Monday, Sep. 23, 1996
NEW (AND NOT) FOR '96
By GINIA BELLAFANTE
Like the team's Roseanne and Grace Under Fire, the three new Carsey-Werner comedies making their debut this week are all set in worlds where gleaming Calphalon cookware will never hang from the kitchen racks. Herewith the lives of the working class as interpreted for television by the extremely wealthy:
COSBY (CBS, Mondays 8 p.m. EST) No longer the town-house-owning Huxtables, Bill Cosby and Phylicia Rashad star as Mr. and Mrs. Hilton Lucas, a Queens, New York, couple battling forced retirement. The show can veer toward the excessively emotional ("I didn't lose my job. My job was taken away from me!" Hilton screams early on), and Hilton, never far from a handsome cardigan, can appear awfully stately for an unemployed airline clerk. In general, though, Cosby does a fine job of capturing its star's wry sense of codger bewilderment. Home for the first time in 30 years, and confounded by all tasks domestic, Hilton upsets his wife's rou-tine, accidentally gets the house robbed and burns his daughter's turtle. Cosby's other great draw: Made-line Kahn as the couple's elegantly out-of-her-mind neighbor.
MEN BEHAVING BADLY (NBC, Wednesdays 9:30 p.m.) Former--and still grating--Saturday Night Live cast member Rob Schneider and Ron (ER) Eldard star as roommates who drink beer with cereal and say things like, "These weren't merely women--they were tire models." The show, inspired by a British sitcom, intends to make knowing observations on the lunacy of male behavior. At moments it succeeds, but mostly it offers two guys so implausibly ill-mannered and idiotic they seem more alien than the 3rd Rock from the Sun crew.

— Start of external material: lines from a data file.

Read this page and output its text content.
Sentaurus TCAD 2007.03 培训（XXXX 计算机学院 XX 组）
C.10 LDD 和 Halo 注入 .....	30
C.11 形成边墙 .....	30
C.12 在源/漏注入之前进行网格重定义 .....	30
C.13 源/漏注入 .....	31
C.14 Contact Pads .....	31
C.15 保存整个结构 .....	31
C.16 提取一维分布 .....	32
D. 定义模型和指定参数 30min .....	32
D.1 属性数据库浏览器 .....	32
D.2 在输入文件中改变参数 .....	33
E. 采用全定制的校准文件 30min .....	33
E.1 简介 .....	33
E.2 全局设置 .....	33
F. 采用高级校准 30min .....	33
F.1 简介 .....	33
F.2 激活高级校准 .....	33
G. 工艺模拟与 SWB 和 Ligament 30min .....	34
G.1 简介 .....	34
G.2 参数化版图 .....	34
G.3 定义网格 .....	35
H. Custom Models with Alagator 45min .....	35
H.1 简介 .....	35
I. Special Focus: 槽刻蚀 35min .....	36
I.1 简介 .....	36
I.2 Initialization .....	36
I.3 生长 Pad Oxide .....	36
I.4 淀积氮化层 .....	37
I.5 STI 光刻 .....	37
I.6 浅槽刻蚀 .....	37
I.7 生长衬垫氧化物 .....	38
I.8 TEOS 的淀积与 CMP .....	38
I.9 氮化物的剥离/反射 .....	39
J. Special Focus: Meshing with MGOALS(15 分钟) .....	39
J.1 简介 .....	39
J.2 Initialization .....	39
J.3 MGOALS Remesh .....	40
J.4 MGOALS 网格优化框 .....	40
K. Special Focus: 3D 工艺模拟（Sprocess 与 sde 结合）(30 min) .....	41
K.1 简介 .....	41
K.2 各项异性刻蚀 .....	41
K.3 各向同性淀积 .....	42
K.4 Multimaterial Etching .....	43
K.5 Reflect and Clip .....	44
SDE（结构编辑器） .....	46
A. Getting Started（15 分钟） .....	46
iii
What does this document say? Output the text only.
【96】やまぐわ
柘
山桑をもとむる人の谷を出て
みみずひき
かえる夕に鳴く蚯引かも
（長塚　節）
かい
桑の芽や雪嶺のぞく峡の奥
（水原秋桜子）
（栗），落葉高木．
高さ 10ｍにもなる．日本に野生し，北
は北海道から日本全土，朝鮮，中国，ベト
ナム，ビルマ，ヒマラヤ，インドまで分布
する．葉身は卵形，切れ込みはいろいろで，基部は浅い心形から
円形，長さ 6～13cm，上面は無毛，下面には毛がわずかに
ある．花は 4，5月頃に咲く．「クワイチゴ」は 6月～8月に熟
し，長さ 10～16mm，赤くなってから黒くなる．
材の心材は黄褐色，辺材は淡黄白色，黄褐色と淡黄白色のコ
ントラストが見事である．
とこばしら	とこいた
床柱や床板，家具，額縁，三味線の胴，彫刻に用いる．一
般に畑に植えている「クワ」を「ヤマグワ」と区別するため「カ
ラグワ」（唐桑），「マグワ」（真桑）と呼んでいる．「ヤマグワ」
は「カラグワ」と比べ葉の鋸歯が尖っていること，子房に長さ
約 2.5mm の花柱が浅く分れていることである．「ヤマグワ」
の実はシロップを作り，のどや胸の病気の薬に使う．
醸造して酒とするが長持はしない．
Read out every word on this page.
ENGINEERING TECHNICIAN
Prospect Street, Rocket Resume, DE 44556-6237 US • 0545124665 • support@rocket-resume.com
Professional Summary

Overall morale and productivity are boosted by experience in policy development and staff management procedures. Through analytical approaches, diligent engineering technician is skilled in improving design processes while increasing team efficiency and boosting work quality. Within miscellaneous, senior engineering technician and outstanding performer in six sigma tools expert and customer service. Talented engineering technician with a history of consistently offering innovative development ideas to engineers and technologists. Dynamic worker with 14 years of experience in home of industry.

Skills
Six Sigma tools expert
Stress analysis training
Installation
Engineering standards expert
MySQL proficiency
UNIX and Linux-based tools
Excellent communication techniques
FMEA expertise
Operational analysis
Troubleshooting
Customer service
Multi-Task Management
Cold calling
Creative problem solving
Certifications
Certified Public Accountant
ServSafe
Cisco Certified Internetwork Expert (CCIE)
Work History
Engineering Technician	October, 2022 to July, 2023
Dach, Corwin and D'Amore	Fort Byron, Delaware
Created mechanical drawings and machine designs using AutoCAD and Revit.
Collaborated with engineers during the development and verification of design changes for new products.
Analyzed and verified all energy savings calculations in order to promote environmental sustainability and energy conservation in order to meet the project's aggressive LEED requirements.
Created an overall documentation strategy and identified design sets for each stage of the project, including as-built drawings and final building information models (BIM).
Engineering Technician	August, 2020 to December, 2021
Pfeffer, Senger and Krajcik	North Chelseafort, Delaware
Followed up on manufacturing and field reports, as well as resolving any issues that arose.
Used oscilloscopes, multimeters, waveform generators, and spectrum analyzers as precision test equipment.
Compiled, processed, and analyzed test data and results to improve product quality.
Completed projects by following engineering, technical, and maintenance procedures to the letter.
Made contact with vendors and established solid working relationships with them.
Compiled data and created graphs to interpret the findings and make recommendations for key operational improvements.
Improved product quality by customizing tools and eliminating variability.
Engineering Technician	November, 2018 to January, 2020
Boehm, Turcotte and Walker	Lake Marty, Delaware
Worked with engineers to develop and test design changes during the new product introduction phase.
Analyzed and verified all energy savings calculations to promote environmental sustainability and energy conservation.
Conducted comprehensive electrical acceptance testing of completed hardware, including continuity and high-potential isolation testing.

TOWNIES (ABC, Wednesdays 8:30 p.m.) The show about three women who stay put in a dead-end New England fishing village exploits every imaginable cliche of working-class life. Molly Ringwald stars as a waitress with a drunken buffoon of a father and a churchgoing mother she calls "Ma." She has two best friends, one of whom has had her baby first and her wedding later and another who sleeps with anything that's not in a lobster trap. As the pals, Lauren Graham and Jenna Elfman upstage Ringwald: her whininess, when it surfaces, is more befitting a girl with a bad seat at an Armani show than one who doles out fried clams.